Full disclosure: I was given an ARC of this book in exchange for an honest review.
There are certain writers who are comfortable creating stories in only one genre or format. This is typically not a problem as long as they are able to expand their horizons or diversify what they tackle within said genre. John Marszalkowski skillfully expands his thoughts within the informal-essay format with his second official book Uncredible Thoughts: Essays, Spiels, and Poppycock.
In Uncredible Thoughts: Essays, Spiels, and Poppycock, John Marszalkowski rants about his life and opinions (even if he is not credible on every topic) in the informal-essay format that is just as cohesive and self-assuredas his previous book How to Punch Kids in Bathrooms. However, it does not have the same element of surprise like Buy My Book, Not Because You Should, But Because I’d Like Some Money, yet this is not the first John Marszalkowski-penned book that I have ever read. I know that he is going to rant about something, but I never know what and how. When I do find out, it always puts a smile on my face. It is like that one friend who always has something to say, but one does not know what they will discuss and how.
Some of my favorite parts are the titles and the illustrations. For the titles, Marsalkowski uses names like “White History Month Should Not Exist,” “Your Unhappiness is Stupid; Time for a Nap,” and “Everyone is a Feminist Until Proven Jerks.” These intrigued me as chapter titles should, and they accurately describe their content. The illustrations used at the beginning of each chapter were also funny and cute. In the chapter about skunks, the drawing depicts Marszalkowski in cartoon form with an adorable-looking skunk in what appears to be a dumpster. My favorite image was within the chapter entitled “My First Attempt at Fiction,” which shows Adderall covered in a Smarties-like wrapping paper.
Speaking of Marszalkowski’s attempts at writing fiction, he does this a few times throughout the book. They are admirable efforts, especially the story about a teenage boy named Rad who tries to talk to a girl whom he likes. I also loved his attempt at writing a 50,000-word book in one month, and how he expresses his frustrations in diary form. This sets the tone for the book to be intentionally full of short chapters that permits his ramblings, and that one can read out of order if they want to.
And if one was wondering, “Hey Emily, does John have any worksheets like he did in Buy My Book, Not Because You Should, But Because I’d Like Some Money?”
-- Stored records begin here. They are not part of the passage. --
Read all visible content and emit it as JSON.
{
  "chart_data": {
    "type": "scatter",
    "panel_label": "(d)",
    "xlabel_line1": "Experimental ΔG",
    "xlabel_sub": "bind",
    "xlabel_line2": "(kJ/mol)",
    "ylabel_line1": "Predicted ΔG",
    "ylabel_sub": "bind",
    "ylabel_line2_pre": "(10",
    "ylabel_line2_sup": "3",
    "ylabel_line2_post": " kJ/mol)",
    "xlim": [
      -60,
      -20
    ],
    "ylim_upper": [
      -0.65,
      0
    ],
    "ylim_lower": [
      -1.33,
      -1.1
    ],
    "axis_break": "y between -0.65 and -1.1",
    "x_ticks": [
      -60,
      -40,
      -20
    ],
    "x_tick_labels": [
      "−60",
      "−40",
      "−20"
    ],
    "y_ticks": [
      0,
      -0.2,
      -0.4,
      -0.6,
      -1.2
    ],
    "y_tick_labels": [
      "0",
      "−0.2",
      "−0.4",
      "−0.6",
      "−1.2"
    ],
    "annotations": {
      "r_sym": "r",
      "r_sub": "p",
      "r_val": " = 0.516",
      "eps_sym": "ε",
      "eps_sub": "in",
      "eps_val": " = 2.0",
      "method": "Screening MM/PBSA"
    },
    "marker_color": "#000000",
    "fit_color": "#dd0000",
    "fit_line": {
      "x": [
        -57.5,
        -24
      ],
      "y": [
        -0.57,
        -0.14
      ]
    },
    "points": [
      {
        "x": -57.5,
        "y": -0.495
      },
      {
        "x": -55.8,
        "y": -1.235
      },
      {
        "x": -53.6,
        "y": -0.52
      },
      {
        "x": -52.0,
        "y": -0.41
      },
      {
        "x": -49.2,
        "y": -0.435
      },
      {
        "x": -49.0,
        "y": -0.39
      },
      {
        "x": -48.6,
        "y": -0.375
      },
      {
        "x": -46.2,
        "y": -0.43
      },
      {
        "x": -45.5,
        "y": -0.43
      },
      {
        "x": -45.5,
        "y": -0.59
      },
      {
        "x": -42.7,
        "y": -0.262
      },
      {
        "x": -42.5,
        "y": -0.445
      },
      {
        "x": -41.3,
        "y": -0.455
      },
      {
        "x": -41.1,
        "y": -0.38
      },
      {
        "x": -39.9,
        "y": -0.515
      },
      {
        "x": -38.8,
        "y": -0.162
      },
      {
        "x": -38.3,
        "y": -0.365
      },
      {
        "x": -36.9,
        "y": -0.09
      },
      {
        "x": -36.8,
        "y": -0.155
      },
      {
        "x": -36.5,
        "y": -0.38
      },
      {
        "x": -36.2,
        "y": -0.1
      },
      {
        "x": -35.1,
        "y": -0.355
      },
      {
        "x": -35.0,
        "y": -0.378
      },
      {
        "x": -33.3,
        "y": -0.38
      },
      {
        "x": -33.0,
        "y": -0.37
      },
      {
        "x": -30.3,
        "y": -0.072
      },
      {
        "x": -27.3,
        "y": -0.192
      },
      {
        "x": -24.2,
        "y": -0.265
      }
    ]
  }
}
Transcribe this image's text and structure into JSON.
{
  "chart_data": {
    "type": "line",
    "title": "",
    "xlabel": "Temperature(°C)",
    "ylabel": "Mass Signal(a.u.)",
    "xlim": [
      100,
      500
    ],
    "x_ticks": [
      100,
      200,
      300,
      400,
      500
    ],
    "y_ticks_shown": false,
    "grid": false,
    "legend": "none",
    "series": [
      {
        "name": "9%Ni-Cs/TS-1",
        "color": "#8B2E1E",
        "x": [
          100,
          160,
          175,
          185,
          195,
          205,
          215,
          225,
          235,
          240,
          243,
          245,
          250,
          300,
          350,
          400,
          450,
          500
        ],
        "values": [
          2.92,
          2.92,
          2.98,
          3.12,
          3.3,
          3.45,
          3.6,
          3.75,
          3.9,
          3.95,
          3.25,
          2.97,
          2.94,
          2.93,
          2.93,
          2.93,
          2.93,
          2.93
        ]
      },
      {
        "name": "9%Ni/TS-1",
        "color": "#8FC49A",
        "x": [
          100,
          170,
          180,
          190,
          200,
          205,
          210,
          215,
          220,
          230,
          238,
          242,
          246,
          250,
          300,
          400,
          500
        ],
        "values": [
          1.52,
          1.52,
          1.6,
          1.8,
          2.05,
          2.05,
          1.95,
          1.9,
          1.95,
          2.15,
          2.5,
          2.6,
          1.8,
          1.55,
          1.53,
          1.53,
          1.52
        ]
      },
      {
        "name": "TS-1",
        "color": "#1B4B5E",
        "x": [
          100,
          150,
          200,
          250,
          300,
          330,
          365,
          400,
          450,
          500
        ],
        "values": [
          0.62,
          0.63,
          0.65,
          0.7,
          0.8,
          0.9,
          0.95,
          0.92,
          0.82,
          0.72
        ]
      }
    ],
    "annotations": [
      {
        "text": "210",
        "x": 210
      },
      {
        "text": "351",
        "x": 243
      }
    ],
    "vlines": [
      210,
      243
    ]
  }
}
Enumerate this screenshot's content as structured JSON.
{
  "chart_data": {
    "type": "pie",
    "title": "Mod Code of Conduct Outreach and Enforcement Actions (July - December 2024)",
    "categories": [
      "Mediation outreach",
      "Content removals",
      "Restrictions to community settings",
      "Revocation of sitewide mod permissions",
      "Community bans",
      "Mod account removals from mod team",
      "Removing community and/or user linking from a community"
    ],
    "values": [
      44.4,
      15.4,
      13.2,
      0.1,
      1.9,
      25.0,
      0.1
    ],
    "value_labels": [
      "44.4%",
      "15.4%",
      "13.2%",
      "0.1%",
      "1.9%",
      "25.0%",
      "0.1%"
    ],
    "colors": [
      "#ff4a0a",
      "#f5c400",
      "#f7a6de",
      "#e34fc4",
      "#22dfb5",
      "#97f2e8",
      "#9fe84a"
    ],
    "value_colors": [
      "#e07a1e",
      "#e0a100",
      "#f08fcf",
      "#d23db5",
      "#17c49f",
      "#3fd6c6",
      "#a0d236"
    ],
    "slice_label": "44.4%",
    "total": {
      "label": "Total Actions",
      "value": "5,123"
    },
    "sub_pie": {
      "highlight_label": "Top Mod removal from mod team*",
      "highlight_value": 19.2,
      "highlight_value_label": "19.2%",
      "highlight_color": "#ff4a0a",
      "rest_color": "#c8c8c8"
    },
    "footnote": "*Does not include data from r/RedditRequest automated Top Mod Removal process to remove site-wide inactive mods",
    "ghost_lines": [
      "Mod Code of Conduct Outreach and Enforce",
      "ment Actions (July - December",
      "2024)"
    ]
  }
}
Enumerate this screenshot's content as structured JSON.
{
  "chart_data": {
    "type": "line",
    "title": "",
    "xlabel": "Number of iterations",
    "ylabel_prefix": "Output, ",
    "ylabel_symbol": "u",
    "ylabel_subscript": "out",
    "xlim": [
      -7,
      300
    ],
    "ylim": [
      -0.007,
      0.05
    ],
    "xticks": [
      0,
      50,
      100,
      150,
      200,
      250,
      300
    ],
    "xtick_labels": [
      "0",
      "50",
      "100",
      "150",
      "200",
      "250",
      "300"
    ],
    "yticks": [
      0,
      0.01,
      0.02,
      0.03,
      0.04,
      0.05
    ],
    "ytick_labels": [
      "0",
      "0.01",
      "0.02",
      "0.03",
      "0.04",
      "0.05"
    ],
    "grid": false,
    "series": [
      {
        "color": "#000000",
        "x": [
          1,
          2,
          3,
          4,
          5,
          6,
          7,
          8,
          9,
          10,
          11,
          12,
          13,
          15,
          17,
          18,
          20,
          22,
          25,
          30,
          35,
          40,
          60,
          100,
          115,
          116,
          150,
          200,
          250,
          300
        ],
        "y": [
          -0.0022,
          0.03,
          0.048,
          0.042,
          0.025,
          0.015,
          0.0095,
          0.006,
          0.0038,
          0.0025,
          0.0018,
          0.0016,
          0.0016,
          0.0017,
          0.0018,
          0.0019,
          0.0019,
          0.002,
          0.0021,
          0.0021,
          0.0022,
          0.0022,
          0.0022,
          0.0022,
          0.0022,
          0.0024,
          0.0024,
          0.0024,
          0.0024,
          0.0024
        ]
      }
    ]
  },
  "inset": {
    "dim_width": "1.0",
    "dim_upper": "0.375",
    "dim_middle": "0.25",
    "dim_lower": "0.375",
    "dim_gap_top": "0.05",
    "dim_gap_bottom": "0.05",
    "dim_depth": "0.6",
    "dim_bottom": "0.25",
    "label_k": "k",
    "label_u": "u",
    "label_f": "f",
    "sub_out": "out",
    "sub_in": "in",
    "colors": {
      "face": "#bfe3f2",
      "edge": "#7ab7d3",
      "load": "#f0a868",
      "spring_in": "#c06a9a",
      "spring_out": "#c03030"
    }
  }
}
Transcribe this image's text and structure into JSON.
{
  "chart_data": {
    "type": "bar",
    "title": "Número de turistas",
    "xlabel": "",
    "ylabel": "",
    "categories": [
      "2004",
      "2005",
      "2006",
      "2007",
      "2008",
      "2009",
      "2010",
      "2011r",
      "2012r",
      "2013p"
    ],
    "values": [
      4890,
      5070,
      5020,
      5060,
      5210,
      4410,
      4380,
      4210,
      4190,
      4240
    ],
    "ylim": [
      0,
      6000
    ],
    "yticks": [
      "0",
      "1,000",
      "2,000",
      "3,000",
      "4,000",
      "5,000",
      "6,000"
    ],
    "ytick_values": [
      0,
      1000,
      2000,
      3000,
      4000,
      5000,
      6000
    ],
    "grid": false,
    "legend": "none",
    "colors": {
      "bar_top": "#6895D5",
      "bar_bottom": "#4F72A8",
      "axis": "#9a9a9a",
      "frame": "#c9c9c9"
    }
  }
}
Yes reader, he does. In fact, he has three! They appear in the chapters, “Math Class Could Have Been More Fun,” “Assholes, And The Rest,” and “Everyone is a Feminist Until Proven Jerks.” They were just as engaging as the ones featured in his first book.
Marszalkowski also demonstrates his sincerity in honest and funny ways. Christy Hall Watson does the foreword and talks about how he would make her feel comfortable whenever he was filming her slam story events. According to her, he even got pizza for everybody working that night, refused to take any money, and chatted about random stuff with her and anybody who happened to be in the green room. This made me like him even more. Additionally, Marszalkowski has a dedication page to his still living brother as an apology for not mentioning him in his first book.
Overall, Uncredible Thoughts: Essays, Spiels, and Poppycock is a good book that expands upon the brand of the one John Marszalkowski. Like with Buy My Book, it may not be for everyone, yet it is more palatable than the prior book. If anything, I would recommend this book to readers who are looking to get into his work. It is something not quite completely different from his previous books, yet it is still unique enough to a person not familiar with his past work.